Estou sempre a anotar. Faço isso também, talvez com mais avidez, quando viajo. É uma maneira de demarcar meu território. O papel me serve de fronteira. As palavras são minha cerca. Remexendo em meus cadernos, encontro dezenas, talvez centenas, dessas anotações dispersas de viagem. Não têm uma ordem. Não formam um conjunto, mas uma dispersão. Não têm um objetivo — não pretendo reuni-las em livro. Não sei por que escrevo. Sei: para me proteger. Em um caderno de notas iniciado em abril de 2013, estou no aeroporto de Guarulhos. São 14h30 do dia 23 de abril. Estou na sala de embarque, aguardo uma conexão para Cuiabá onde farei uma palestra sobre Manoel de Barros. Copio aqui o que anotei. Para quê? Talvez para forçar um destino para o que não tem destino. Para prender aquilo que não se prende. Vamos lá.
Sentimento de estar entre parêntesis. As horas mais longas. Nenhuma apreensão. (Apreensão, anoto depois, vem do latim, apprehensione. Significa receio, preocupação, cisma. Na filosofia, designa o conhecimento imediato de um objeto, em oposição a processos mais elaborados, como a compreensão, o julgamento, o raciocínio. Justamente por esse contraste, aprecio muito a apreensão. Ela não falsifica, não explica, não justifica. Ela mostra.) Na revistaria, a notícia do crescimento dos evangélicos na política.
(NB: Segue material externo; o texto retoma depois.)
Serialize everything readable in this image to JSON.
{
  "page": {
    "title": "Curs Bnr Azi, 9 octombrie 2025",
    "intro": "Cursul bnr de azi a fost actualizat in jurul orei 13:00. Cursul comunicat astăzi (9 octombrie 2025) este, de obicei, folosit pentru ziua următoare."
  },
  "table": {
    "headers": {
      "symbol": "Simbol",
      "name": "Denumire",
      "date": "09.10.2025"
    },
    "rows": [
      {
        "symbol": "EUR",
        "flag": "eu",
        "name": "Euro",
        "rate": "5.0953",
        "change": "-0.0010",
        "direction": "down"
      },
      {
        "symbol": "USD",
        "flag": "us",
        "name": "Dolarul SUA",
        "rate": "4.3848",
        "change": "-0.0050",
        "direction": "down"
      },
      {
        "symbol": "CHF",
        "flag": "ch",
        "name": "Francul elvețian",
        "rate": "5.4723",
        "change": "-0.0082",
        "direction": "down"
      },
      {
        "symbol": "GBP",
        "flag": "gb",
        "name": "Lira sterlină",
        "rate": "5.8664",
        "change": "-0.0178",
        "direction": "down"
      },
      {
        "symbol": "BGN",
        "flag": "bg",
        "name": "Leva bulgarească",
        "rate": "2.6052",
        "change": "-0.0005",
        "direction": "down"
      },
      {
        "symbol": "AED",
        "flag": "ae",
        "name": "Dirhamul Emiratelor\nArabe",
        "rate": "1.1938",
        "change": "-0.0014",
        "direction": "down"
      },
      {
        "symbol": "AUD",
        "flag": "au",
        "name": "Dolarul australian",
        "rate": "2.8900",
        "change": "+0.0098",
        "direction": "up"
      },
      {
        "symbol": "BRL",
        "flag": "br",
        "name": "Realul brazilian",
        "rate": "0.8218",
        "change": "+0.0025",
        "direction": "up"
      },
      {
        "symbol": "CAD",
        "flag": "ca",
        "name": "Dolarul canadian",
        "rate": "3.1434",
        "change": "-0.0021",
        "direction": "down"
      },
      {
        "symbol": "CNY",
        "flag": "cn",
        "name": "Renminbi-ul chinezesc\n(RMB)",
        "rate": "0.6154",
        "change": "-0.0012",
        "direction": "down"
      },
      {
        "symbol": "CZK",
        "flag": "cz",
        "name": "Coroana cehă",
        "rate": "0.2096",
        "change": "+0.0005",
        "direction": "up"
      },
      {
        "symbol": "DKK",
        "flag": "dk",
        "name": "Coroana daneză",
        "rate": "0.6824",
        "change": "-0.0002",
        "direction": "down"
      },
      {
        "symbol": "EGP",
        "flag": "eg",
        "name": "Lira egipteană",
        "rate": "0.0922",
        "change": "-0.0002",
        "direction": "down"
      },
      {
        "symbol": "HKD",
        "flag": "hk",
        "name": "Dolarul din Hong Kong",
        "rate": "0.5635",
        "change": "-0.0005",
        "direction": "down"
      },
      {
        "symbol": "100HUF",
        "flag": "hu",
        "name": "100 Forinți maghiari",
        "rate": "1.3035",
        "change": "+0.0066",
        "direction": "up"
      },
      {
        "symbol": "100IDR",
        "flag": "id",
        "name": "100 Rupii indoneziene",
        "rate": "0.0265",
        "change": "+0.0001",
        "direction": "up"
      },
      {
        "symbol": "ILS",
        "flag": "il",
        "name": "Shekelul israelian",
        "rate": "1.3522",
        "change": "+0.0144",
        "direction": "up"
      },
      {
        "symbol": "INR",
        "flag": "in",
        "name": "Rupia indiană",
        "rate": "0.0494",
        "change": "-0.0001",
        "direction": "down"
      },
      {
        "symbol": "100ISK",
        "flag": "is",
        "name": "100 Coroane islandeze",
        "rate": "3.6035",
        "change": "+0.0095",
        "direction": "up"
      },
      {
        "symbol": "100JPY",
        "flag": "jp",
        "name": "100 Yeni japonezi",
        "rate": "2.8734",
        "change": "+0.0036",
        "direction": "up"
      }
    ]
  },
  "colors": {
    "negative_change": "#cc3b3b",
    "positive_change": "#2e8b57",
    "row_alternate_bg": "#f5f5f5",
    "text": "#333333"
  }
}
Um mundo em transfiguração. Um mundo que se fecha, que talvez retroceda. Rumo a quê? Quem pode saber? E, nesse caso, onde fica o futuro?
Trato de cuidar do presente. Na sala de embarque 19, uma família se acomoda à minha frente. Uma família = todas as famílias. Por que tanto medo de errar? Por que se copiam tanto? Minha repulsa à cópia se realça. Em torno, os passageiros, em sua espera, se parecem também. Eu sou um deles. Eles se parecem comigo e eu com eles. Não há como escapar. Há? A diferença é que escrevo. Mas que diferença isso realmente faz? Para eles, nenhuma. É só um hábito. Para mim, toda. O caderno me serve de proteção (casca). A escrita delimita e protege. A escrita cuida: caráter curativo da escritura. Só quem não se agarra ao que escreve não pode sentir isso. A escrita como salvação? Não salvação, mas localização. Ao escrever, eu me situo. Eu me visto de mim. Volto a mim, como alguém que volta de um desmaio.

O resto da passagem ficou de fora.